Today I woke up at 8:30am, shamefully late for rural
Paraguay. But it was part of an honest effort to get rid of a nasty head cold
by getting a few extra hours of rest. This meant that after a leisurely breakfast
of eggs and coffee over an episode of Glee, I didn’t get out to start washing
my laundry until 10 o’clock. All the usual reminders from the neighbors: “You
shouldn’t be working on a Sunday,” “Laundry at 10 o’clock? You should have been
done with that an hour ago. This is the time of day to relax and drink tereré.”
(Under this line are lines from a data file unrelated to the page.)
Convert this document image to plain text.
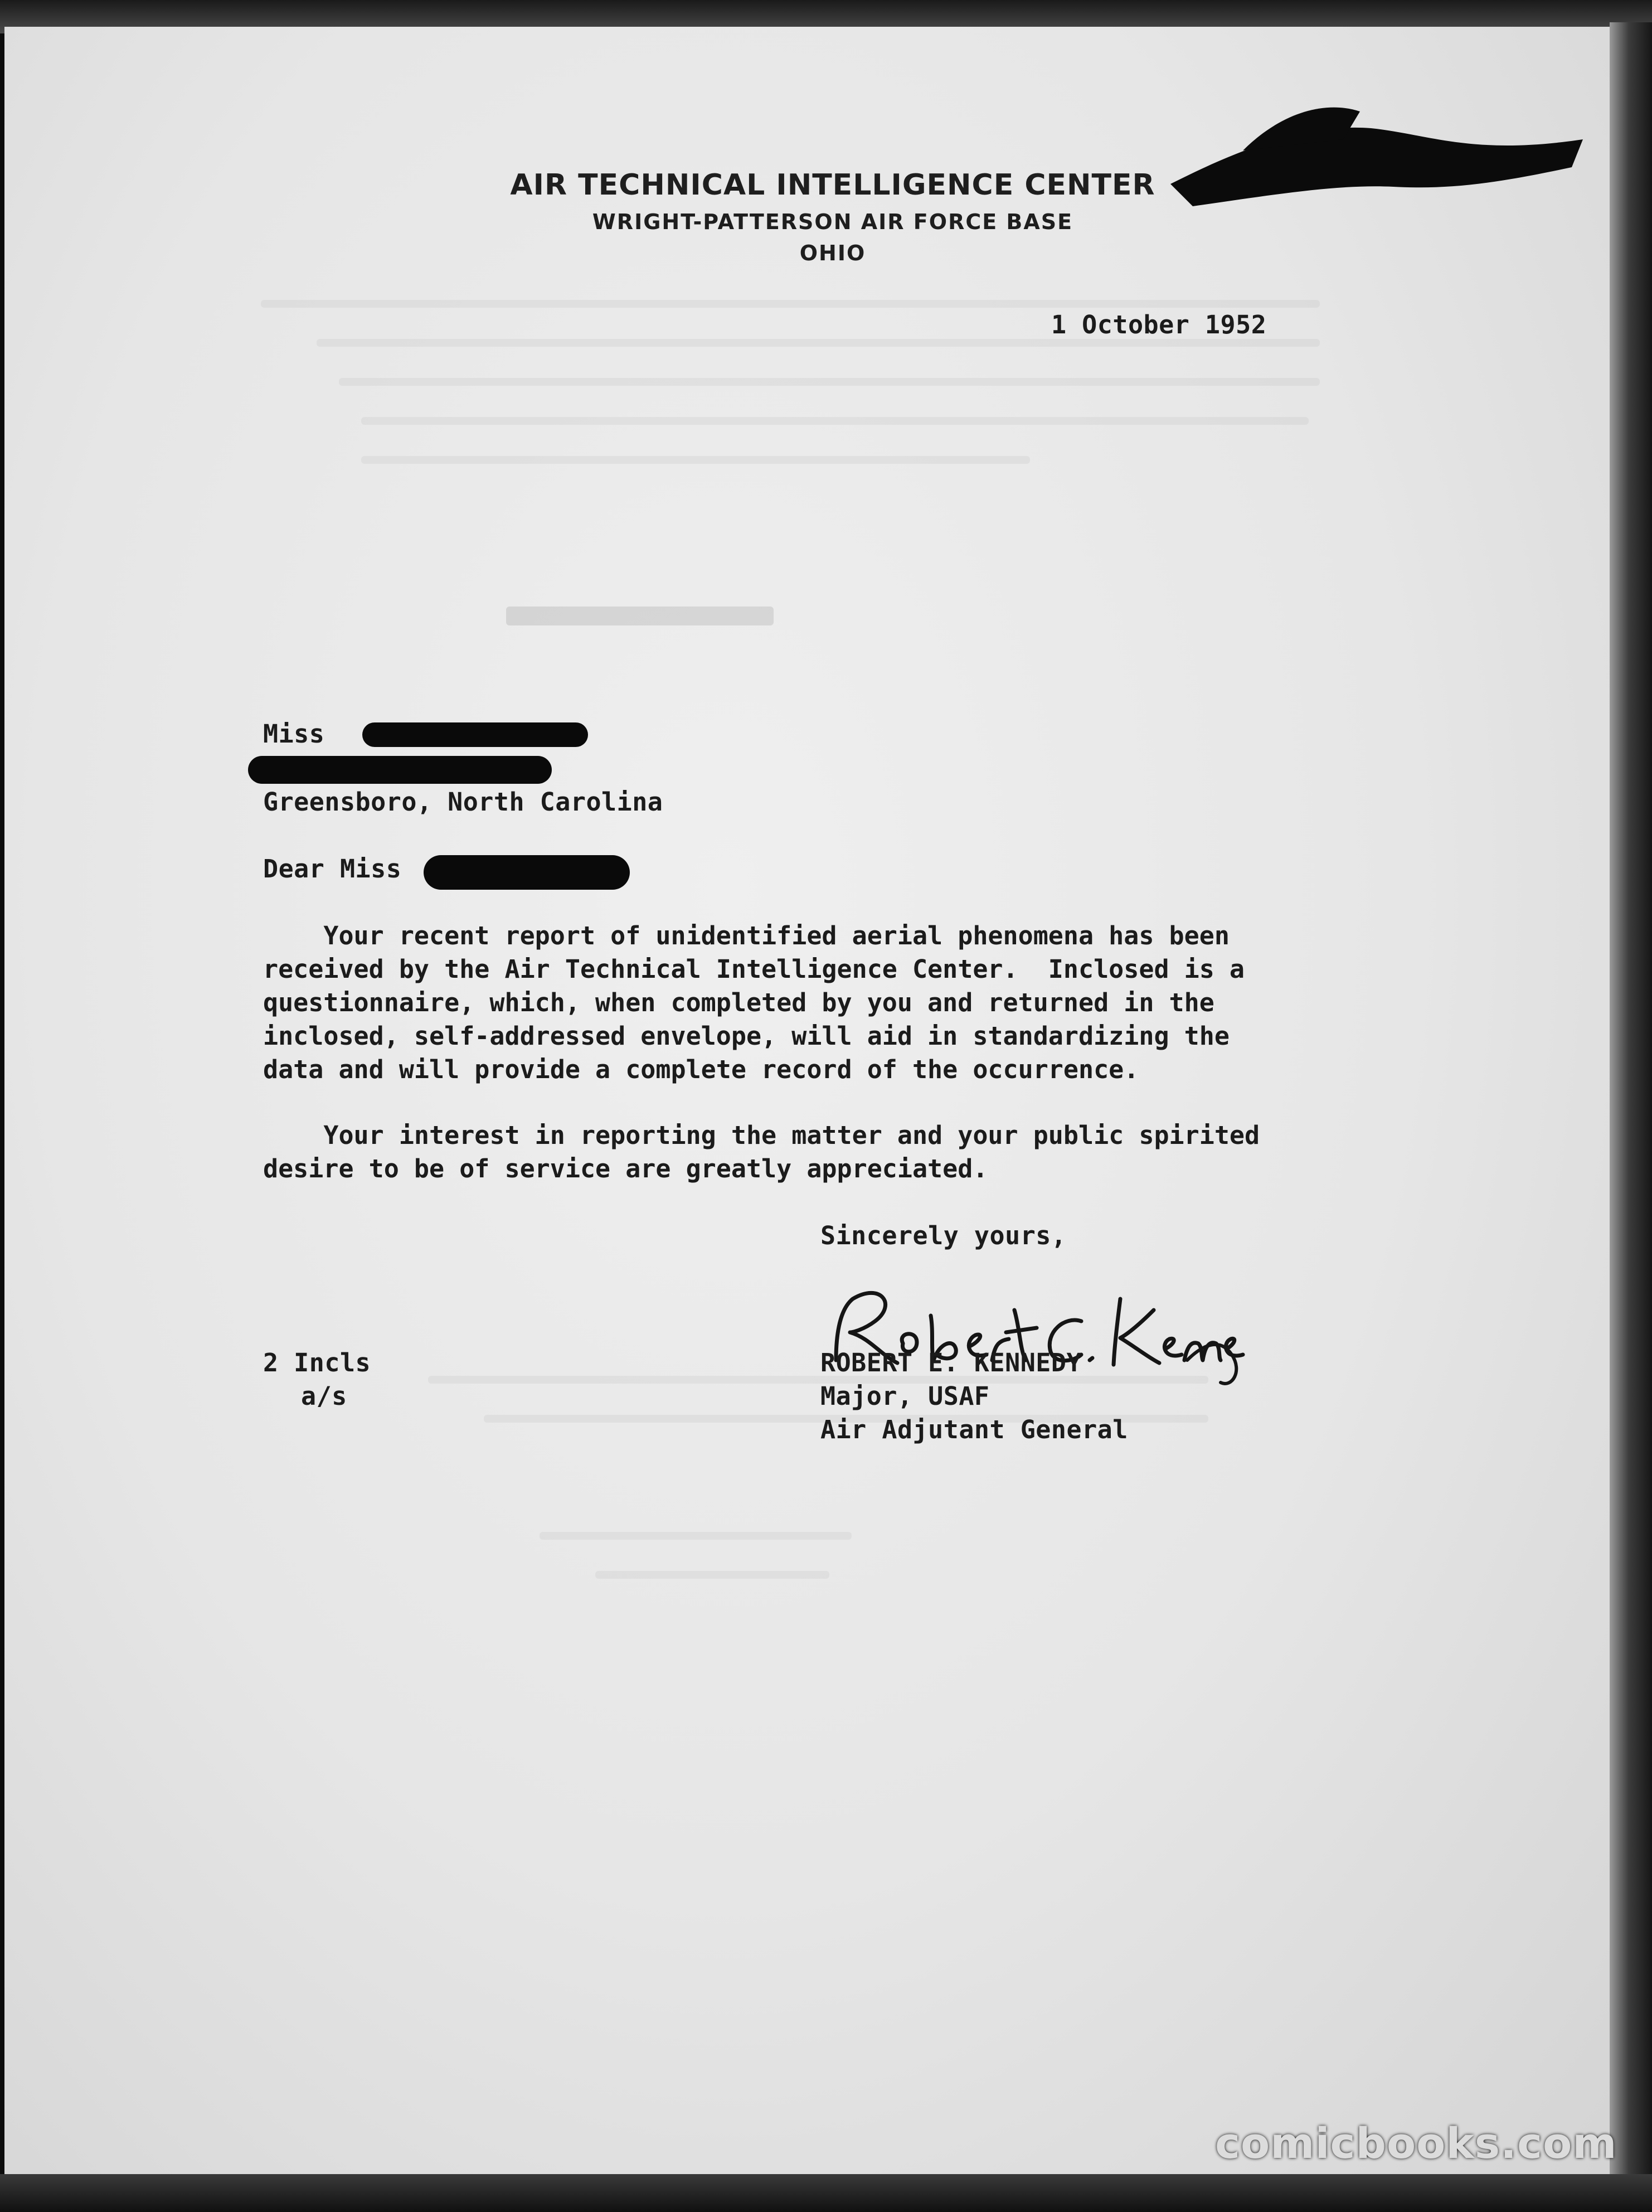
AIR TECHNICAL INTELLIGENCE CENTER
WRIGHT-PATTERSON AIR FORCE BASE
OHIO
1 October 1952
Miss
Greensboro, North Carolina
Dear Miss
Your recent report of unidentified aerial phenomena has been
received by the Air Technical Intelligence Center.  Inclosed is a
questionnaire, which, when completed by you and returned in the
inclosed, self-addressed envelope, will aid in standardizing the
data and will provide a complete record of the occurrence.
Your interest in reporting the matter and your public spirited
desire to be of service are greatly appreciated.
Sincerely yours,
ROBERT E. KENNEDY
Major, USAF
Air Adjutant General
2 Incls
a/s
comicbooks.com
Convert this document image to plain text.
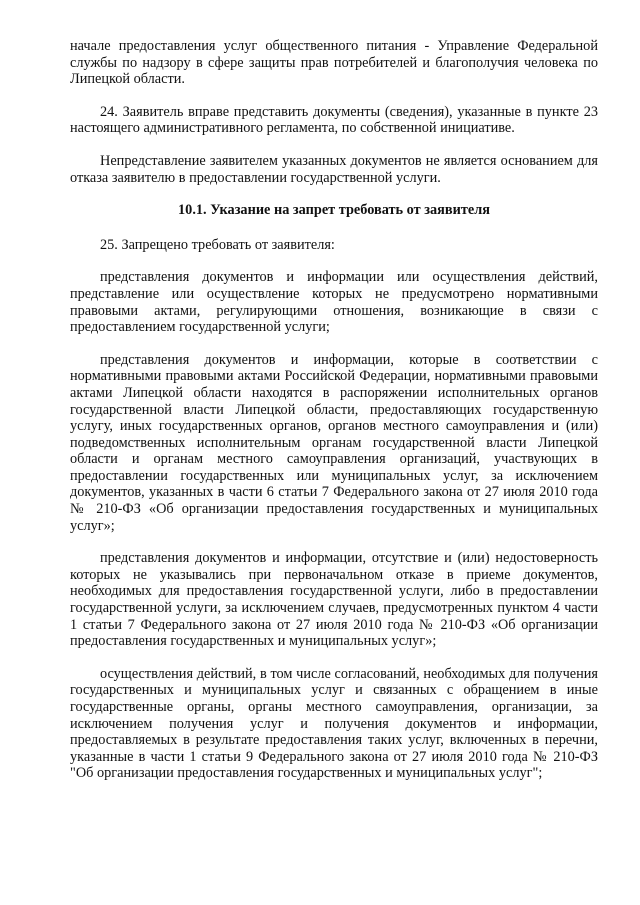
начале предоставления услуг общественного питания - Управление Федеральной службы по надзору в сфере защиты прав потребителей и благополучия человека по Липецкой области.

24. Заявитель вправе представить документы (сведения), указанные в пункте 23 настоящего административного регламента, по собственной инициативе.

Непредставление заявителем указанных документов не является основанием для отказа заявителю в предоставлении государственной услуги.

10.1. Указание на запрет требовать от заявителя

25. Запрещено требовать от заявителя:

представления документов и информации или осуществления действий, представление или осуществление которых не предусмотрено нормативными правовыми актами, регулирующими отношения, возникающие в связи с предоставлением государственной услуги;

представления документов и информации, которые в соответствии с нормативными правовыми актами Российской Федерации, нормативными правовыми актами Липецкой области находятся в распоряжении исполнительных органов государственной власти Липецкой области, предоставляющих государственную услугу, иных государственных органов, органов местного самоуправления и (или) подведомственных исполнительным органам государственной власти Липецкой области и органам местного самоуправления организаций, участвующих в предоставлении государственных или муниципальных услуг, за исключением документов, указанных в части 6 статьи 7 Федерального закона от 27 июля 2010 года № 210-ФЗ «Об организации предоставления государственных и муниципальных услуг»;

представления документов и информации, отсутствие и (или) недостоверность которых не указывались при первоначальном отказе в приеме документов, необходимых для предоставления государственной услуги, либо в предоставлении государственной услуги, за исключением случаев, предусмотренных пунктом 4 части 1 статьи 7 Федерального закона от 27 июля 2010 года № 210-ФЗ «Об организации предоставления государственных и муниципальных услуг»;

осуществления действий, в том числе согласований, необходимых для получения государственных и муниципальных услуг и связанных с обращением в иные государственные органы, органы местного самоуправления, организации, за исключением получения услуг и получения документов и информации, предоставляемых в результате предоставления таких услуг, включенных в перечни, указанные в части 1 статьи 9 Федерального закона от 27 июля 2010 года № 210-ФЗ "Об организации предоставления государственных и муниципальных услуг";
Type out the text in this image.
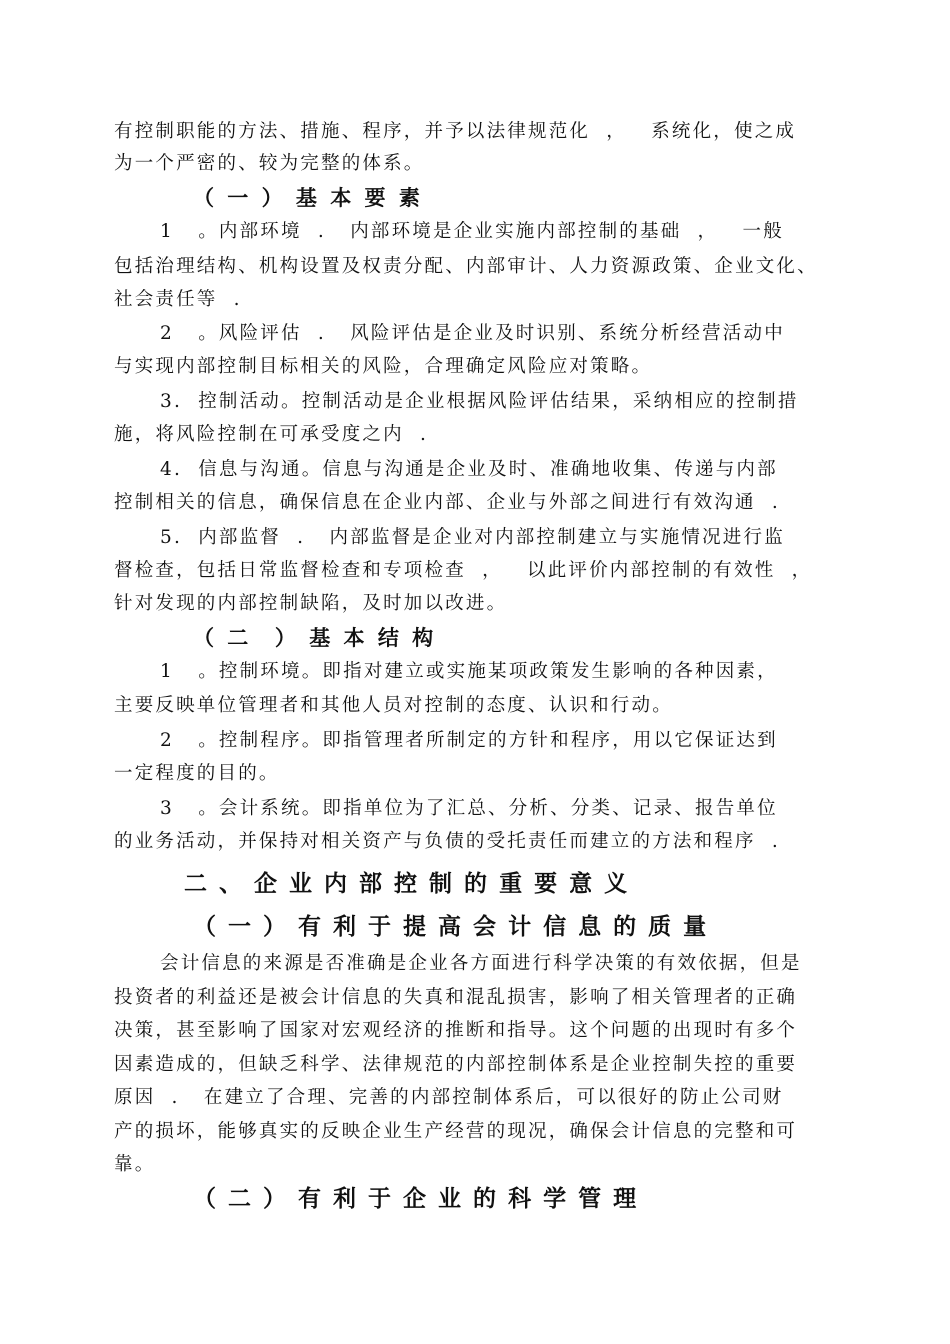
有控制职能的方法、措施、程序，并予以法律规范化  ，   系统化，使之成
为一个严密的、较为完整的体系。
（ 一 ） 基 本 要 素
1   。内部环境  .   内部环境是企业实施内部控制的基础  ，   一般
包括治理结构、机构设置及权责分配、内部审计、人力资源政策、企业文化、
社会责任等  .
2   。风险评估  .   风险评估是企业及时识别、系统分析经营活动中
与实现内部控制目标相关的风险，合理确定风险应对策略。
3.  控制活动。控制活动是企业根据风险评估结果，采纳相应的控制措
施，将风险控制在可承受度之内  .
4.  信息与沟通。信息与沟通是企业及时、准确地收集、传递与内部
控制相关的信息，确保信息在企业内部、企业与外部之间进行有效沟通  .
5.  内部监督  .   内部监督是企业对内部控制建立与实施情况进行监
督检查，包括日常监督检查和专项检查  ，   以此评价内部控制的有效性  ，
针对发现的内部控制缺陷，及时加以改进。
（ 二  ） 基 本 结 构
1   。控制环境。即指对建立或实施某项政策发生影响的各种因素，
主要反映单位管理者和其他人员对控制的态度、认识和行动。
2   。控制程序。即指管理者所制定的方针和程序，用以它保证达到
一定程度的目的。
3   。会计系统。即指单位为了汇总、分析、分类、记录、报告单位
的业务活动，并保持对相关资产与负债的受托责任而建立的方法和程序  .
二 、 企 业 内 部 控 制 的 重 要 意 义
（ 一 ） 有 利 于 提 高 会 计 信 息 的 质 量
会计信息的来源是否准确是企业各方面进行科学决策的有效依据，但是
投资者的利益还是被会计信息的失真和混乱损害，影响了相关管理者的正确
决策，甚至影响了国家对宏观经济的推断和指导。这个问题的出现时有多个
因素造成的，但缺乏科学、法律规范的内部控制体系是企业控制失控的重要
原因  .   在建立了合理、完善的内部控制体系后，可以很好的防止公司财
产的损坏，能够真实的反映企业生产经营的现况，确保会计信息的完整和可
靠。
（ 二 ） 有 利 于 企 业 的 科 学 管 理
Okay, they’re right. But I have been doing laundry on Sunday
for almost 2 years now. Can’t they say their piece once and then just let me be
different? Plus, I’m not a stay-at-home-mom like my neighbor, who washed on
Monday, Wednesday, Thursday, AND Saturday. I work all week in the school and
only have weekends to wash. Whatever, I just take it and keep washing.
By noon everything is hanging to dry and the sun is sizzling
the water out of it, must be about 95 degrees- comfortable enough in the shade.
But today’s work is not done. Dishes are next, followed by filling up my stash
of 2L bottles of water (you never know when the water might go out). After a
quick pasta lunch and another episode of Glee, I’m ready to scrub the grease
and grime off the gas stove ‘til it gleams.
And finally, the sweep. Around and under everything with the
broom. And for once I was going to pull everything out from under the sink to get
it good and clean, and hopefully find the cricket that had been hiding behind
there chirping its head off for over a week.
As I pulled out the little cooler from under the sink to
clean behind it, a sudden burst of movement made me jump away, and I realized
that the “cricket” that had been chirping the past week was actually a cricket
NEST full of many adult and baby crickets! (This is terrifying because, while I
am unfamiliar with American crickets for comparison, Paraguayan crickets are
HUGE- about the size of a baby chicken- they have round, bulging eyes and their
serrated legs HURT you when they jump on you!) They are also FAST and can jump FAR,
so after what must have been a hilarious-to-see debacle trying to kill them
with my broom, I ran to get my Matatodo (Raid) and sprayed them down, which didn’t
kill them but at least slowed them down enough for me to get most of them with
my right flip flop. So you can imagine the scene: Me, hopping around on my left
foot, frantically swinging my flip flop at the jumping monsters, trying not to
spray myself with Raid, while squealing in girly disgust. Not my proudest
moment.
But, victorious I emerged, sweeping the dead bodies of many
adult and baby crickets out my back door.
Later that night however, I would realize that a couple of
the better jumpers had escaped and set up camp behind my dresser in the bedroom…
MUCH worse because this meant they would be near to me as I tried to sleep,
making all kinds of chirping noises all night and keeping me alert with the
threat of big black cricket creatures jumping on me in my sleep.
Disclaimer:
Despite this entry, don’t doubt for a minute that I prefer cricket invasions a
million times over to ant nest hatchlings or spider egg hatchlings, both of
which hatching events have occurred in the ceiling over the bed where I sleep.